— Где вы принимали пищу?
— В маленькой кухне в углу барака.
— Какие там были удобства?
— Один туалет, четыре умывальника и душ.
— Какую одежду вы носили?
— Из полосатой бумажной ткани.
— С опознавательными знаками?
— У всех заключенных над левым нагрудным карманом были нашиты треугольники. У меня — красный, это означало, что я политический заключенный. Кроме того, сверху на нем была нашита буква «П», означавшая, что я поляк.
— Кроме уничтожения заключенных в газовых камерах, убивали там еще кого-нибудь?
— Кроме эсэсовцев, за заключенными присматривали еще немцы-уголовники и немецкие коммунисты, которые часто проявляли такую же жестокость. Когда они хотели кого-нибудь уничтожить, то просто забивали человека до смерти, а потом вешали на его собственном поясе и регистрировали смерть как самоубийство. Эсэсовцы знали, что эти звери берут на себя часть их работы, и делали вид, что ничего не видят.
— Были ли еще случаи убийств, официальных или каких-нибудь других?
— Я уже говорил, что в бараках с первого по пятый находился экспериментальный центр. Между вторым и третьим бараками была бетонная стена. Когда газовые камеры оказывались перегружены, около нее расстреливали людей — десятками и сотнями.
— Использовались ли еще какие-нибудь способы убийства?
— Инъекция фенола в сердце. Это вызывает смерть в течение нескольких секунд.
— Вы видели это?
— Да.
— Вам когда-нибудь приказывали сделать такую инъекцию?
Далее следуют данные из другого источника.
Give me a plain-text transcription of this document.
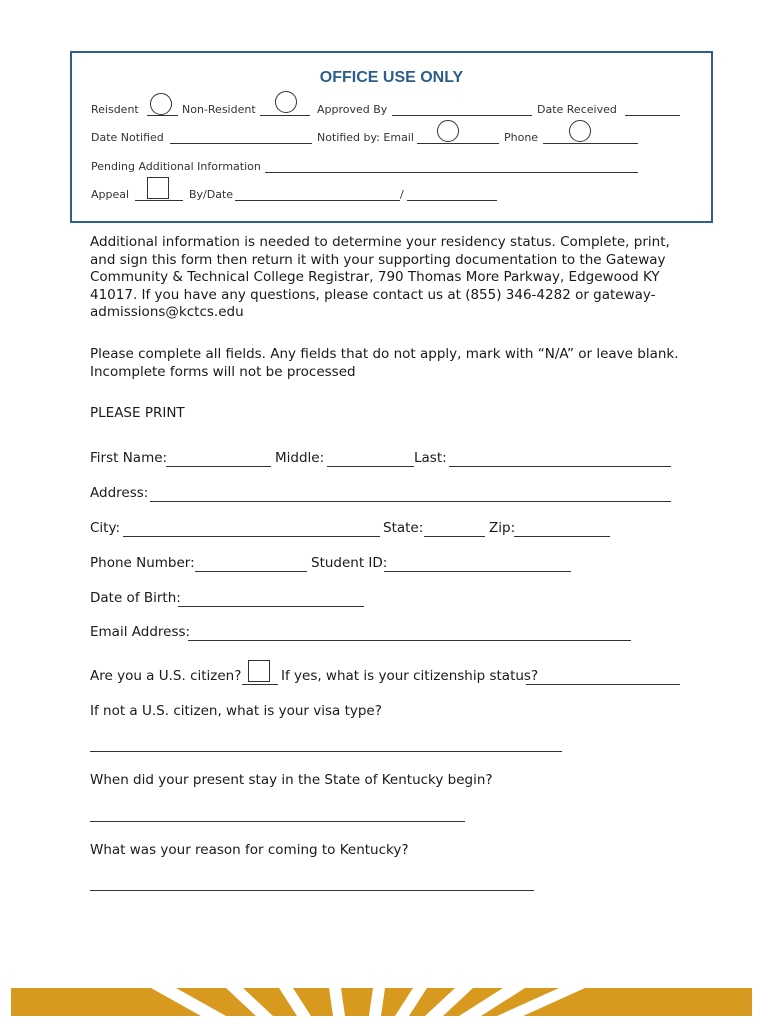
OFFICE USE ONLY
Reisdent	Non-Resident	Approved By	Date Received
Date Notified	Notified by: Email	Phone
Pending Additional Information
Appeal	By/Date	/
Additional information is needed to determine your residency status. Complete, print, and sign this form then return it with your supporting documentation to the Gateway Community & Technical College Registrar, 790 Thomas More Parkway, Edgewood KY 41017. If you have any questions, please contact us at (855) 346-4282 or gateway-admissions@kctcs.edu
Please complete all fields. Any fields that do not apply, mark with “N/A” or leave blank. Incomplete forms will not be processed
PLEASE PRINT
First Name:	Middle:	Last:
Address:
City:	State:	Zip:
Phone Number:	Student ID:
Date of Birth:
Email Address:
Are you a U.S. citizen?	If yes, what is your citizenship status?
If not a U.S. citizen, what is your visa type?
When did your present stay in the State of Kentucky begin?
What was your reason for coming to Kentucky?
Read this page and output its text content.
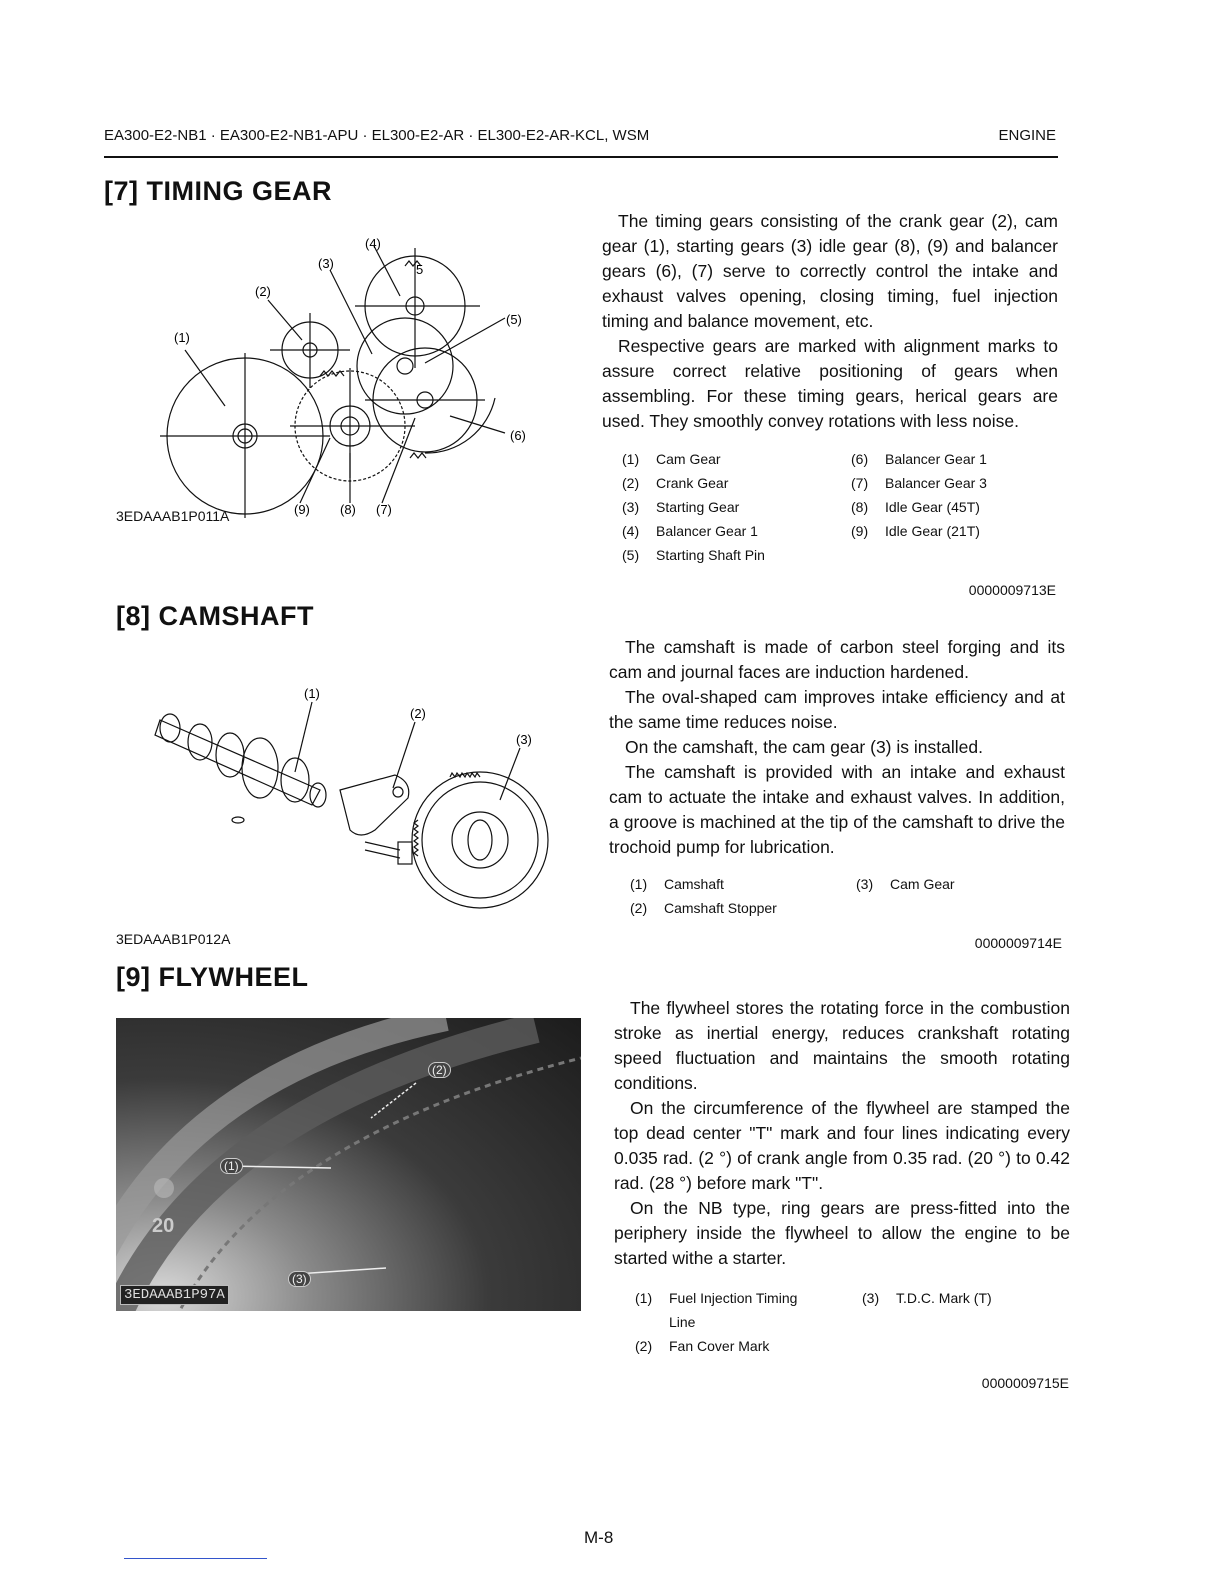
EA300-E2-NB1 · EA300-E2-NB1-APU · EL300-E2-AR · EL300-E2-AR-KCL, WSM	ENGINE
[7] TIMING GEAR
(1)
(2)
(3)
(4)
5
(5)
(6)
(7)
(8)
(9)
3EDAAAB1P011A

The timing gears consisting of the crank gear (2), cam gear (1), starting gears (3) idle gear (8), (9) and balancer gears (6), (7) serve to correctly control the intake and exhaust valves opening, closing timing, fuel injection timing and balance movement, etc.

Respective gears are marked with alignment marks to assure correct relative positioning of gears when assembling. For these timing gears, herical gears are used. They smoothly convey rotations with less noise.

(1)	Cam Gear
(2)	Crank Gear
(3)	Starting Gear
(4)	Balancer Gear 1
(5)	Starting Shaft Pin
(6)	Balancer Gear 1
(7)	Balancer Gear 3
(8)	Idle Gear (45T)
(9)	Idle Gear (21T)
0000009713E
[8] CAMSHAFT
(1)
(2)
(3)
3EDAAAB1P012A

The camshaft is made of carbon steel forging and its cam and journal faces are induction hardened.

The oval-shaped cam improves intake efficiency and at the same time reduces noise.

On the camshaft, the cam gear (3) is installed.

The camshaft is provided with an intake and exhaust cam to actuate the intake and exhaust valves. In addition, a groove is machined at the tip of the camshaft to drive the trochoid pump for lubrication.

(1)	Camshaft
(2)	Camshaft Stopper
(3)	Cam Gear
0000009714E
[9] FLYWHEEL
20
(1)
(2)
(3)
3EDAAAB1P97A

The flywheel stores the rotating force in the combustion stroke as inertial energy, reduces crankshaft rotating speed fluctuation and maintains the smooth rotating conditions.

On the circumference of the flywheel are stamped the top dead center "T" mark and four lines indicating every 0.035 rad. (2 °) of crank angle from 0.35 rad. (20 °) to 0.42 rad. (28 °) before mark "T".

On the NB type, ring gears are press-fitted into the periphery inside the flywheel to allow the engine to be started withe a starter.

(1)	Fuel Injection Timing Line
(2)	Fan Cover Mark
(3)	T.D.C. Mark (T)
0000009715E
M-8
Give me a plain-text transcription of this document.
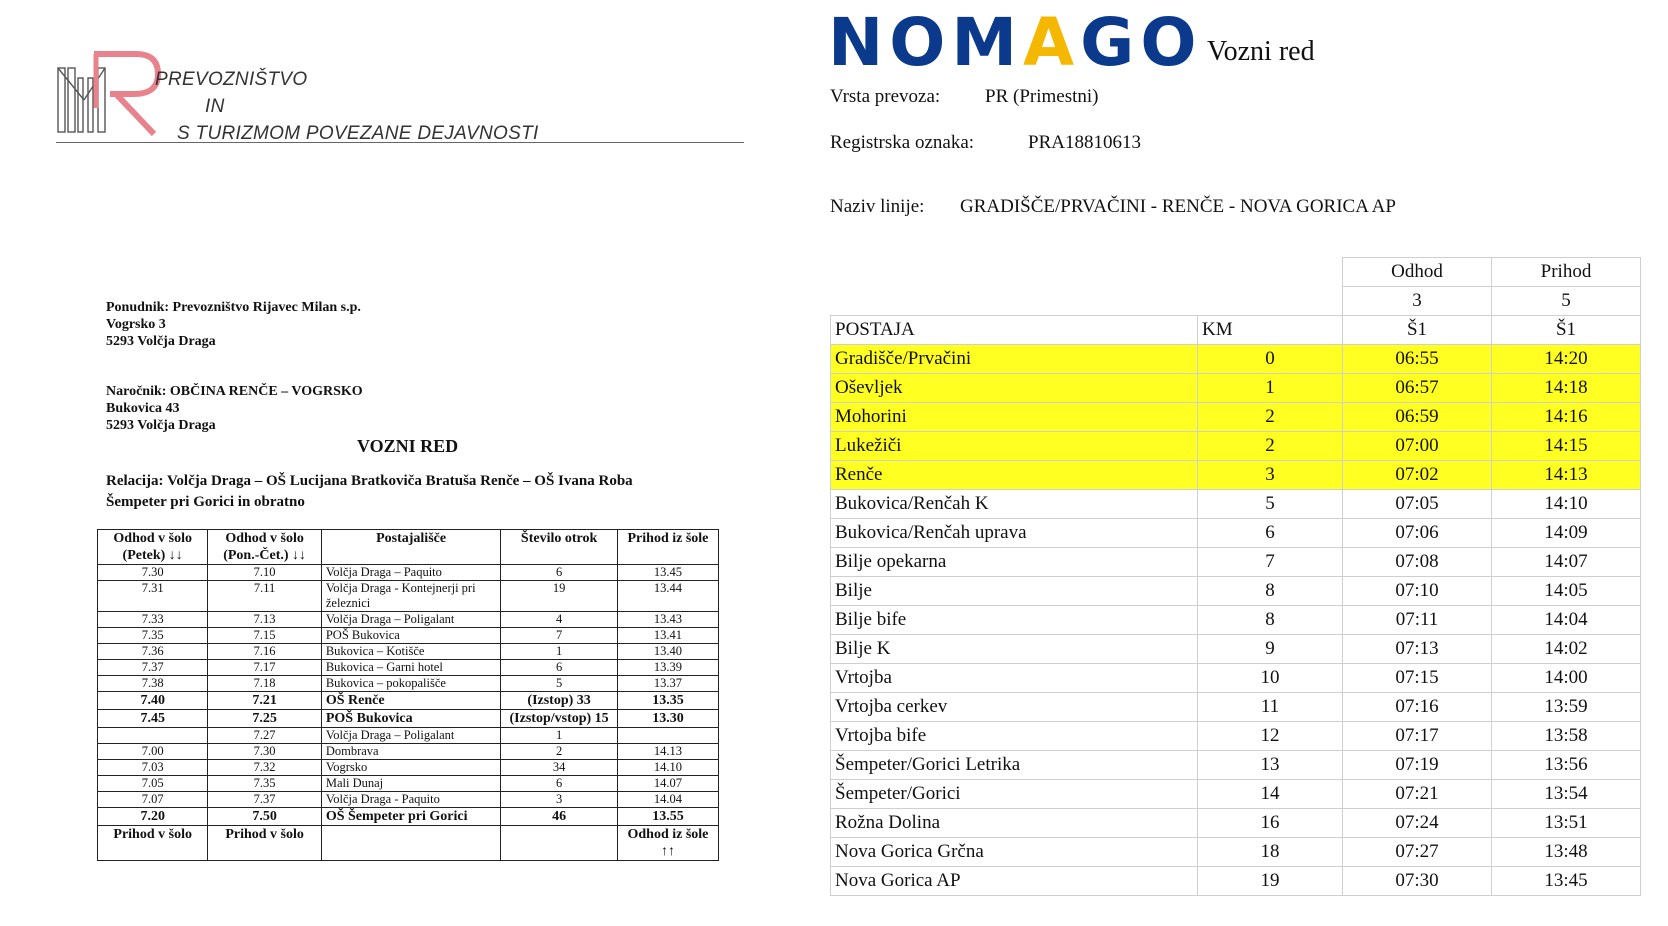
PREVOZNIŠTVO
IN
S TURIZMOM POVEZANE DEJAVNOSTI
Ponudnik: Prevozništvo Rijavec Milan s.p.
Vogrsko 3
5293 Volčja Draga
Naročnik: OBČINA RENČE – VOGRSKO
Bukovica 43
5293 Volčja Draga
VOZNI RED
Relacija: Volčja Draga – OŠ Lucijana Bratkoviča Bratuša Renče – OŠ Ivana Roba
Šempeter pri Gorici in obratno
Odhod v šolo (Petek) ↓↓	Odhod v šolo (Pon.-Čet.) ↓↓	Postajališče	Število otrok	Prihod iz šole
7.30	7.10	Volčja Draga – Paquito	6	13.45
7.31	7.11	Volčja Draga - Kontejnerji pri železnici	19	13.44
7.33	7.13	Volčja Draga – Poligalant	4	13.43
7.35	7.15	POŠ Bukovica	7	13.41
7.36	7.16	Bukovica – Kotišče	1	13.40
7.37	7.17	Bukovica – Garni hotel	6	13.39
7.38	7.18	Bukovica – pokopališče	5	13.37
7.40	7.21	OŠ Renče	(Izstop) 33	13.35
7.45	7.25	POŠ Bukovica	(Izstop/vstop) 15	13.30
	7.27	Volčja Draga – Poligalant	1	
7.00	7.30	Dombrava	2	14.13
7.03	7.32	Vogrsko	34	14.10
7.05	7.35	Mali Dunaj	6	14.07
7.07	7.37	Volčja Draga - Paquito	3	14.04
7.20	7.50	OŠ Šempeter pri Gorici	46	13.55
Prihod v šolo	Prihod v šolo			Odhod iz šole ↑↑
NOMAGO Vozni red
Vrsta prevoza: PR (Primestni)
Registrska oznaka:	PRA18810613
Naziv linije: GRADIŠČE/PRVAČINI - RENČE - NOVA GORICA AP
		Odhod	Prihod
		3	5
POSTAJA	KM	Š1	Š1
Gradišče/Prvačini	0	06:55	14:20
Oševljek	1	06:57	14:18
Mohorini	2	06:59	14:16
Lukežiči	2	07:00	14:15
Renče	3	07:02	14:13
Bukovica/Renčah K	5	07:05	14:10
Bukovica/Renčah uprava	6	07:06	14:09
Bilje opekarna	7	07:08	14:07
Bilje	8	07:10	14:05
Bilje bife	8	07:11	14:04
Bilje K	9	07:13	14:02
Vrtojba	10	07:15	14:00
Vrtojba cerkev	11	07:16	13:59
Vrtojba bife	12	07:17	13:58
Šempeter/Gorici Letrika	13	07:19	13:56
Šempeter/Gorici	14	07:21	13:54
Rožna Dolina	16	07:24	13:51
Nova Gorica Grčna	18	07:27	13:48
Nova Gorica AP	19	07:30	13:45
— Да. Эсэсовец доктор Зигмунд Рудольф, ассистент Фленсберга. Он велел мне сделать нескольким больным инъекции глюкозы, но я уловил запах фенола и отказался. Больные забеспокоились, но эсэсовцы-охранники избили их и привязали к стульям, после чего он сам ввел им примерно по сто кубиков. Они умерли почти мгновенно.
— Были ли вы за это наказаны?
— Да. Зигмунд Рудольф назвал меня трусом и выбил мне зубы.
— Доктор Кельно, давайте вернемся к баракам с первого по пятый. Насколько я понимаю, установлено, что ими командовали штандартенфюрер Фосс и ассистент Зигмунд Рудольф. Расскажите, пожалуйста, милорду судье и господам присяжным, в каких отношениях с ними вы находились.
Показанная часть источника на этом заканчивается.